Трудно найти человека, который был бы сильнее Ипатова, когда речь заходила об административном, политическом или финансовом вопросе Европы. Он знал имена всех замечательных деятелей континента и Британии и мог сообщать мельчайшие подробности из их биографии. Прения верхней и нижней палаты, виды английской политики, подробности касательно борьбы вигов и тори, направление наполеоновской политики, отношение французского государства к восточному и итальянскому вопросу, политическое состояние Австрии и Германии – все это занимало Ипатова и действительно знакомо было ему в той самой степени, как мало знакома была Россия и вообще все отечественное.
Всего замечательнее, что Ипатов никогда не бывал за границей; всю свою жизнь провел он в Петербурге, изредка посещая Москву, чтобы повидаться с теткой, над которой громко всегда смеялся, называя ее княгиней Халдиной.
Он проводил время, читая или рыская по гостиным, где на изящнейшем французском наречии рассказывал о ходе современных европейских дел и каждый раз, как представлялся случай, проливал потоки желчи, костя на чем свет стоит Россию.
Предположение, будто основанием желчи служило оскорбленное самолюбие, совершенно несправедливо; с самой юности до настоящего времени не произошло с Ипатовым решительно ничего такого, что хотя бы кончиком волоска могло задеть его самолюбие.

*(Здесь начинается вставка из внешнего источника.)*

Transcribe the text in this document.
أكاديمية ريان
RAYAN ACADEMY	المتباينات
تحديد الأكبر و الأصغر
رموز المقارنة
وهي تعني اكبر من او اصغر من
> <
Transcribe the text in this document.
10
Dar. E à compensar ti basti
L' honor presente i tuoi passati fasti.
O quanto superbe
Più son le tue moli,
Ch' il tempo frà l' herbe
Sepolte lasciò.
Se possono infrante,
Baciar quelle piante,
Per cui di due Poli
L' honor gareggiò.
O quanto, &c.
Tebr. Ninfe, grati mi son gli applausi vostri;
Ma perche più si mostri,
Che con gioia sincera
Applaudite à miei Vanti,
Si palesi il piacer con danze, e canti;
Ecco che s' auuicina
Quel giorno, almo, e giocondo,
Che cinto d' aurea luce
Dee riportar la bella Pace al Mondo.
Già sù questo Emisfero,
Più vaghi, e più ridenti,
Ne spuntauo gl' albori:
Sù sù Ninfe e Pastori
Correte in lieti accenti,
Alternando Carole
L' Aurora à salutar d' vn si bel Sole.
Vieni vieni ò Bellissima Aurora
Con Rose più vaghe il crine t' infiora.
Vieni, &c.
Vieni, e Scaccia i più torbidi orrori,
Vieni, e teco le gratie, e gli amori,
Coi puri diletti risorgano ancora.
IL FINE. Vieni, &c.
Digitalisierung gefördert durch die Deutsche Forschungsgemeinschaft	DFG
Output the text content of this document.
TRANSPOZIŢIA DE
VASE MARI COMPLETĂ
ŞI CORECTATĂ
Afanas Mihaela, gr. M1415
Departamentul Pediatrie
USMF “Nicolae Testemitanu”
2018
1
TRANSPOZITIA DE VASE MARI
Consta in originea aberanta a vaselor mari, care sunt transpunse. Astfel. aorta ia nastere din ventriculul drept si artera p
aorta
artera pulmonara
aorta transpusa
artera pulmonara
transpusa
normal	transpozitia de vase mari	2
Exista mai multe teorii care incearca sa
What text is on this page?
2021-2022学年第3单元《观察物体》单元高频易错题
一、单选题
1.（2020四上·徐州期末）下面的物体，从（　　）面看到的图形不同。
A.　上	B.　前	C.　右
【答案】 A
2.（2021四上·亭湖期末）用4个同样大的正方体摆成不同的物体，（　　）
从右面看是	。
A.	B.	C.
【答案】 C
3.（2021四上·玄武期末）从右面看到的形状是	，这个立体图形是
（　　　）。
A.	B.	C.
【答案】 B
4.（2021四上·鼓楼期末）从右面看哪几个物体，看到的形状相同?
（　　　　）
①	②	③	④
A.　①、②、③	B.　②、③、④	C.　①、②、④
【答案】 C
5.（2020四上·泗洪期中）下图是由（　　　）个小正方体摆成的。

Другие слагали причину его желчи и раздражительности на бедность, которую скрывал Ипатов тщательнее своих пороков, но и это неосновательно; Россия виновата была в этом, конечно, никак не более Англии, Франции, Германии и т. д.
В последнее время Ипатов сделался еще заметно терпимее; прежде он был решительно невыносим. Мания его к чужеземному доходила до того, что он никогда ни с кем не хотел слова сказать по-русски; так, например, во время обеда, желая выпить стакан воды, он обращался всегда к соседу и говорил по-французски: «Сделайте милость, скажите лакею, чтобы налил мне воды!»
Я сам лично был свидетелем такого факта; хотите – верьте, хотите – нет!
XXXIII
– Я давно слышал, – продолжал Слободской, закуривая новую сигару и опрокидываясь на спинку кресел, – будто вся эта дикость, недобросовестность – словом, весь этот нравственный упадок народа происходит от крепостного состояния; я не защищаю его – нет; но все-таки желательно бы знать, – подхватил он, пуская струю дыма, – почему, несмотря на крепостное состояние, которое началось не на прошлой неделе, в прежнее время шло как-то исправнее; самый народ был лучше и нравственнее?..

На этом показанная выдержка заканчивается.